Pavel Durov fait en effet l’objet de plusieurs reproches, parfois très graves. En raison de sa place dans l’organigramme de l’application, et du manque de coopération avec les autorités administratives ou judiciaires, le parquet de Paris le considère comme complice d’une multitude d’infractions. En tout, douze griefs ont été retenus.

C’est pour cela que Telegram est vu comme un réseau social singulier. En comparaison, d’autres plateformes comme YouTube, X (ex-Twitter), TikTok, ou Facebook se montrent disponibles et réactives. Cela se reflète dans les rapports de transparence : les principaux services ont des statistiques pour la France, mais pas Telegram.

Source : Capture d'écran
Source : Capture d’écran

Pourtant, Pavel Durov, Français depuis 2021, assure qu’il a aidé la France, et que les « autorités disposaient de nombreux moyens pour me joindre et me demander de l’aide ». Il affirme d’ailleurs avoir « personnellement aidé [les autorités] à mettre en place une hotline avec Telegram pour faire face à la menace terroriste en France ».
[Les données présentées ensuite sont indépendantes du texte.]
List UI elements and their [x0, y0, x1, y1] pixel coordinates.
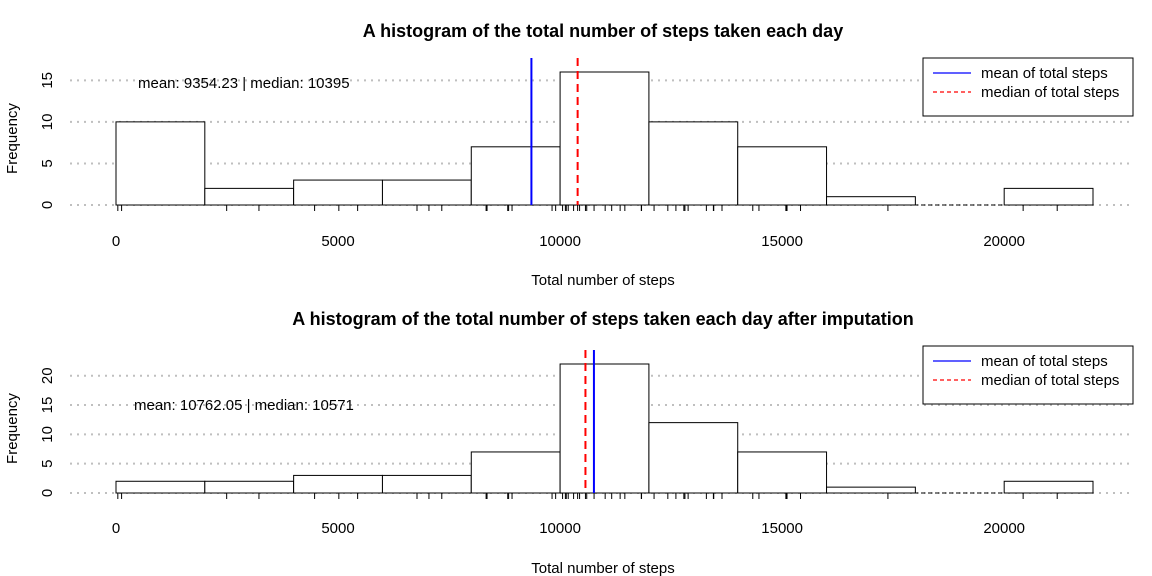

Mais là encore, le discours du patron de l’application se heurte à des retours d’expérience peu flatteurs. Le 4 septembre, Le Canard Enchaîné indiquait que ses sources à la Direction générale de la Sécurité intérieure (DGSI) ont eu toutes les peines du monde à avoir des informations utiles, au-delà de la première prise de contact pour établir un canal d’échange.

​« [Les] contre espions ont bel et bien pris contact avec le boss de Telegram dans le cadre de la lutte antiterroriste, [mais] ils n’ont jamais réussi à obtenir une quelconque coopération avec lui », indique le journal. La messagerie aurait « envoyé balader » la DGSI sur un dossier antiterroriste, et que Pavel Durov « n’en faisait qu’à sa tête ».

Telegram va changer, selon Durov

Pavel Durov ne revient pas spécifiquement sur le décalage manifeste qu’il y a entre la description qu’il fait du fonctionnement de Telegram et la façon dont elle est perçue. À l’entendre, la modération s’organise bien, y compris avec les autorités et les associations. C’est pourtant à l’unisson que tout le monde se plaint des contacts avec le service.

Pour autant, il suggère en fin de message, après un laïus sur l’équilibre à trouver entre vie privée et sécurité, qu’il faudrait sans doute revoir une ou deux choses dans la manière dont la plateforme opère — cela d’autant plus qu’elle compte aujourd’hui pas loin d’un milliard de membres à travers le monde. Ses responsabilités ont changé.

Une expression des besoins que Pavel Durov affirme entendre. Il conclut son intervention par une promesse : « Je me suis fixé comme objectif personnel de veiller à ce que nous améliorions considérablement les choses. Nous avons déjà entamé ce processus en interne, et je partagerai très bientôt avec vous plus de détails sur nos progrès ».